Question

How can you prove that n! majorizes a^n (a is some real constant) by taking the limit of (a^n)/n! as n tends to infinity *without* introducing the gamma function?

Answer 1

ok i give up
what does "majorize" mean? the limits as \(n\to \infty\) of \(\frac{a^n}{n!}=0\) ?

Answer 2

Essentially show a^n << n! by taking that limit

Answer 3

this is the series for \(e^a\) which converges for all \(a\)
since it is convergent, the terms must go to zero
not much a proof i guess, but certainly true

Answer 4

actually i like that proof, unless you do not get to use that fact
you could say that after \(n>a\) each fraction is less than one except for the finite ones at the beginnig

Answer 5

I'm not entirely sure I would get away with that.
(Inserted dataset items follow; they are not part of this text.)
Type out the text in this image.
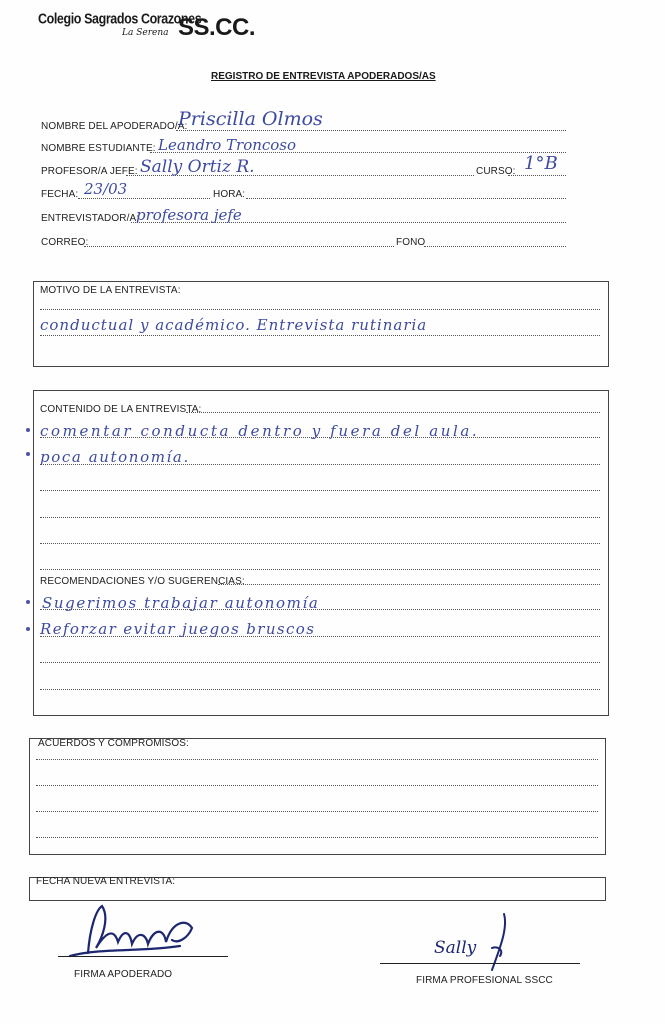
Colegio Sagrados Corazones
La Serena SS.CC.
REGISTRO DE ENTREVISTA APODERADOS/AS
NOMBRE DEL APODERADO/A:
Priscilla Olmos
NOMBRE ESTUDIANTE: Leandro Troncoso
PROFESOR/A JEFE: Sally Ortiz R.	CURSO: 1°B
FECHA: 23/03	HORA:
ENTREVISTADOR/A:
profesora jefe
CORREO:	FONO
MOTIVO DE LA ENTREVISTA:
conductual y académico. Entrevista rutinaria
CONTENIDO DE LA ENTREVISTA:
comentar conducta dentro y fuera del aula.
poca autonomía.
RECOMENDACIONES Y/O SUGERENCIAS:
Sugerimos trabajar autonomía
Reforzar evitar juegos bruscos
ACUERDOS Y COMPROMISOS:
FECHA NUEVA ENTREVISTA:
FIRMA APODERADO
Sally
FIRMA PROFESIONAL SSCC
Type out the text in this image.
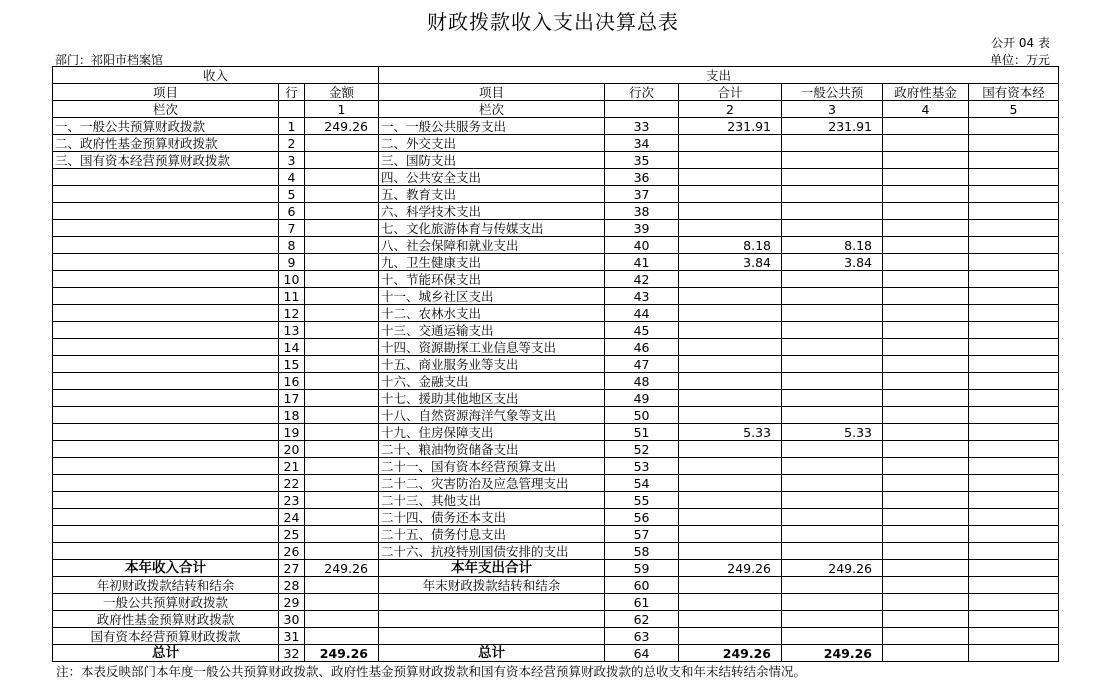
财政拨款收入支出决算总表
公开 04 表
部门：祁阳市档案馆	单位：万元
收入			支出					
项目	行	金额	项目	行次	合计	一般公共预	政府性基金	国有资本经
栏次		1	栏次		2	3	4	5
一、一般公共预算财政拨款	1	249.26	一、一般公共服务支出	33	231.91	231.91		
二、政府性基金预算财政拨款	2		二、外交支出	34				
三、国有资本经营预算财政拨款	3		三、国防支出	35				
	4		四、公共安全支出	36				
	5		五、教育支出	37				
	6		六、科学技术支出	38				
	7		七、文化旅游体育与传媒支出	39				
	8		八、社会保障和就业支出	40	8.18	8.18		
	9		九、卫生健康支出	41	3.84	3.84		
	10		十、节能环保支出	42				
	11		十一、城乡社区支出	43				
	12		十二、农林水支出	44				
	13		十三、交通运输支出	45				
	14		十四、资源勘探工业信息等支出	46				
	15		十五、商业服务业等支出	47				
	16		十六、金融支出	48				
	17		十七、援助其他地区支出	49				
	18		十八、自然资源海洋气象等支出	50				
	19		十九、住房保障支出	51	5.33	5.33		
	20		二十、粮油物资储备支出	52				
	21		二十一、国有资本经营预算支出	53				
	22		二十二、灾害防治及应急管理支出	54				
	23		二十三、其他支出	55				
	24		二十四、债务还本支出	56				
	25		二十五、债务付息支出	57				
	26		二十六、抗疫特别国债安排的支出	58				
本年收入合计	27	249.26	本年支出合计	59	249.26	249.26		
年初财政拨款结转和结余	28		年末财政拨款结转和结余	60				
一般公共预算财政拨款	29			61				
政府性基金预算财政拨款	30			62				
国有资本经营预算财政拨款	31			63				
总计	32	249.26	总计	64	249.26	249.26		
注：本表反映部门本年度一般公共预算财政拨款、政府性基金预算财政拨款和国有资本经营预算财政拨款的总收支和年末结转结余情况。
Thanks for your help anyway though, I think I may have it

Answer 6

the second part should work though right? after \(n>a\) you have
\[\frac{a}{1}\times \frac{a}{2}...\times \frac{a}{n}\] and \(\frac{a}{n}<1\) so after that, each fraction is less than one, and there are an infinite number of them
only the first ones with \(a\geq n\) are larger than one

Answer 7

Yes, so I've named the product of the first a terms M.
So 0 < a^n/n! < M(a/n)
and M(a/n) -> 0 as n → ∞
therefore a^n/n! → 0 by the squeeze (sandwich) theorem